Family of man who died in police custody settles lawsuit with city of Rochester

By Tyler Clifford

NEW YORK (Reuters) -The family of Daniel Prude, a Black man whose March 2020 death under police restraint sparked protests in upstate New York, has agreed to a $12 million wrongful death settlement with the city of Rochester, Mayor Malik Evans said on Thursday.

The city admitted no wrongdoing as part of the agreement with Prude’s estate, which Evans said would allow Rochester, a city with 200,000 residents, to avoid a costly court battle.

“Given the costs of continued litigation, this settlement was the best decision,” Evans said in a statement. “It would have cost taxpayers even more to litigate, and would have placed a painful toll on our community.”

The agreement is believed to be the largest civil rights settlement in the city’s history, according to Matthew Piers, a lawyer for the family.

“No purely monetary settlement can truly address the fundamental problem of police violence that underlies this tragic case,” he said in a statement. “Policing in this country must be reformed to be more humane.”

In September 2020, Prude’s family had released body-worn camera footage it had obtained showing Prude naked, lying in a dark, snowy street, being restrained by officers. A mesh “spit hood” had been placed over his head after he told officers he was infected with the coronavirus.

After release of the video, the head of Rochester’s police union, Michael Mazzeo, defended the officers, saying that they had followed protocols in using a hood to restrain Prude.

The footage led to a round of protests in Rochester against police violence and racial injustice.

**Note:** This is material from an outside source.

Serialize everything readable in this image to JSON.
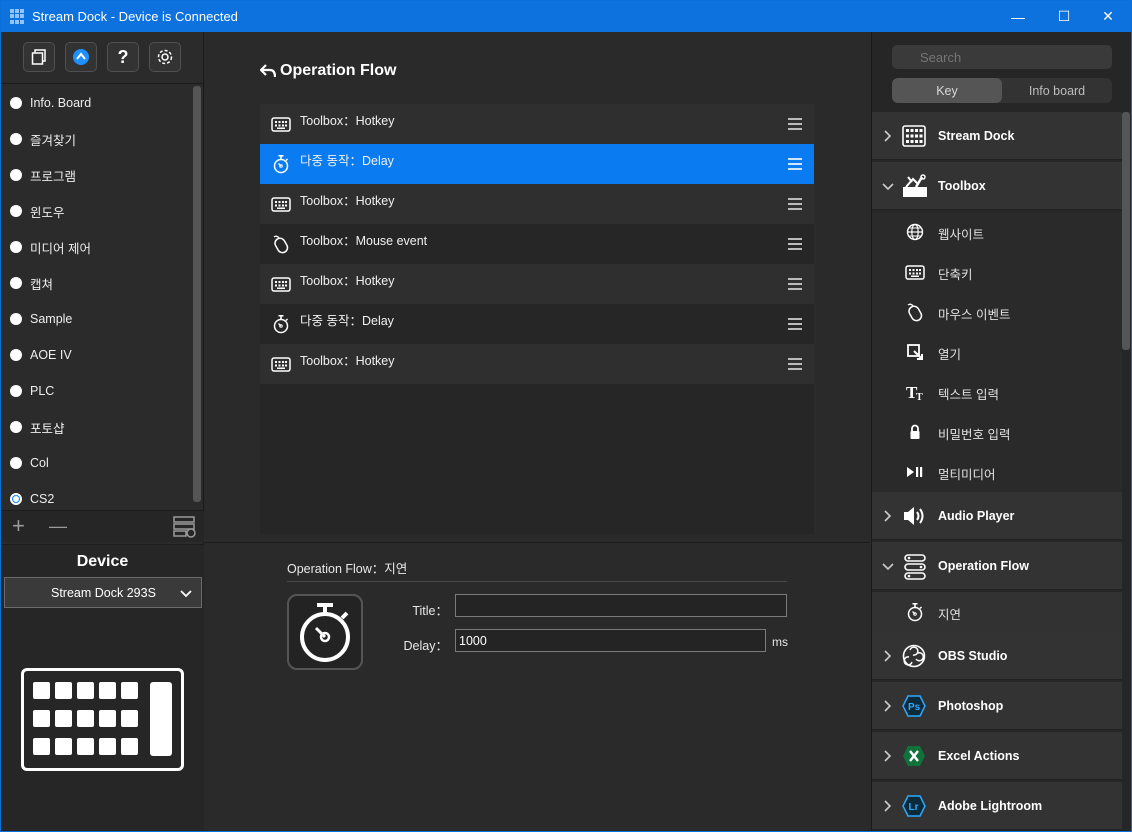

It came months after nationwide demonstrations triggered by the police killings of George Floyd in Minneapolis and Breonna Taylor in Louisville, Kentucky.

Last year, the Prude family filed the lawsuit in federal court alleging that the officers caused Prude’s death by restraining him when he was dealing with a mental health crisis.

In the suit, the family said the city was responsible for his death, alleging it had failed to properly train its officers and hold them accountable for wrongdoing.

Seven officers involved were suspended from the force as state Attorney General Letitia James led an investigation into the incident. Rochester Police Chief La’Ron Singletary resigned amid protests days after the video’s release.

In February 2021, a grand jury declined to indict any of the officers.